Aczkolwiek muszę przyznać, że te ich takie dogadywania, spory, czy nawet kłótnie to jest już taki schemat zachowania, taka ich gra. Oni z tego czerpią jakieś konkretne korzyści, bo inaczej by tego nie robili wciąż i od lat. Więc powinnam zmienić do tego stosunek, wyjść z roli dziecka kłócących się znowu rodziców a wejść w rolę dorosłego, bo przecież jestem dorosła i zaakceptować fakt, że oni już tak mają i ich w tym zostawić. Nie ingerować, nie pouczać, nie naprawiać a co najwyżej zostać cichym obserwatorem. Mam nadzieję, że po zakończonym procesie terapii to rzeczywiście dla mnie będzie możliwe do zrobienia. Tego bym chciała. Oni są też dorośli i mają prawo żyć tak jak chcą. Wszyscy mamy do tego prawo dlatego jeśli kiedyś ta sytuacja między moimi rodzicami będzie dla mnie zbyt trudna, bo np. za dużo w niej będzie agresji (wiem, że tak też potrafią) to ja wtedy mam prawo wstać i wyjść. Zawsze mam wybór i prawo do dbania o swój dobrostan a tym samym własne zdrowie psychiczne.

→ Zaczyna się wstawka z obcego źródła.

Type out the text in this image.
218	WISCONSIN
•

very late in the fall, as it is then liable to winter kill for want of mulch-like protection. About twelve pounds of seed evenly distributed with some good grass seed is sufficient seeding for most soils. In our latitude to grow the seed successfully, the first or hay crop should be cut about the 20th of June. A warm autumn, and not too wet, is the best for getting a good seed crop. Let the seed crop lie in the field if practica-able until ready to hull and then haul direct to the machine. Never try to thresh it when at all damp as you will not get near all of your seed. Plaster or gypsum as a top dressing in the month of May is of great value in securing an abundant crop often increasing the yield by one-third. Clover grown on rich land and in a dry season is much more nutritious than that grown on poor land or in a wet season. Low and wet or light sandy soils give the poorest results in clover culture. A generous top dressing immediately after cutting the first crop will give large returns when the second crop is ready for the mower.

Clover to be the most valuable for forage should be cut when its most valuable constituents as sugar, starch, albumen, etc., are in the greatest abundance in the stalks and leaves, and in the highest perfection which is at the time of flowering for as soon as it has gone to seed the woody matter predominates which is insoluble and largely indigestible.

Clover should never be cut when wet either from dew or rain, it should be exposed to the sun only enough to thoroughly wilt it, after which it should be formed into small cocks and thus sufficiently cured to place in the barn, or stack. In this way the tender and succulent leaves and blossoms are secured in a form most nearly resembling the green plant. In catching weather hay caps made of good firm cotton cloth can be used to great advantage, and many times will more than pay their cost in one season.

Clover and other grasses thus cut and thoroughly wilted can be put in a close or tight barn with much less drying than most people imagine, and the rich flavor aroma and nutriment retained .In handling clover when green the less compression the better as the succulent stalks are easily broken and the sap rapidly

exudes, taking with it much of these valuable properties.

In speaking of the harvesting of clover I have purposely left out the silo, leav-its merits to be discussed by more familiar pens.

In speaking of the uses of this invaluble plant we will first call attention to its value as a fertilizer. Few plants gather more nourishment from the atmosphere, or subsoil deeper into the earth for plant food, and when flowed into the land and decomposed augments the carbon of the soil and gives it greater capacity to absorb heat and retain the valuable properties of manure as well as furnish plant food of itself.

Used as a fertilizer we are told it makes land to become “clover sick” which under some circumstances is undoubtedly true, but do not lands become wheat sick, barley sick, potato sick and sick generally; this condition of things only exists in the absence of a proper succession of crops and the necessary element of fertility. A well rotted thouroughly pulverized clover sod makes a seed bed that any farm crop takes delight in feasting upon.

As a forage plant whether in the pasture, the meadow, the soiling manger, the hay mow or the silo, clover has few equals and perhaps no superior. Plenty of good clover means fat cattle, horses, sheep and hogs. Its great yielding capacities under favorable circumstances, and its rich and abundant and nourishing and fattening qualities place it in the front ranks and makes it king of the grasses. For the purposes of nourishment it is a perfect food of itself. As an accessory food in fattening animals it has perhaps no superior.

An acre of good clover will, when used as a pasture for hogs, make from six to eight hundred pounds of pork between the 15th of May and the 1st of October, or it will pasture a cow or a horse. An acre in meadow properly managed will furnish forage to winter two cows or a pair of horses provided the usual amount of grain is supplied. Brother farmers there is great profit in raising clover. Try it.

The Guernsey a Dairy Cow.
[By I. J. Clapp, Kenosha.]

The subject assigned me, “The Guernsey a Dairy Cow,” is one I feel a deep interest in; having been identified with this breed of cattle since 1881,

Oj tak, więcej asertywności w kontaktach z innymi jest mi potrzebne i żebym właśnie umiała wyrażać swoje potrzeby i mówić z własnej pozycji. Inaczej brzmi: „uspokójcie się, bo nie chcę na to patrzeć” a na przykład: „czuję się źle i rośnie we mnie niepokój, gdy się kłócicie w mojej obecności”. To ostatnie ma inny wydźwięk i daje im prawo wyboru a z drugiej strony wyraża też mój szacunek do nich. I tak to powinno wyglądać.
Wzajemny szacunek, ot co.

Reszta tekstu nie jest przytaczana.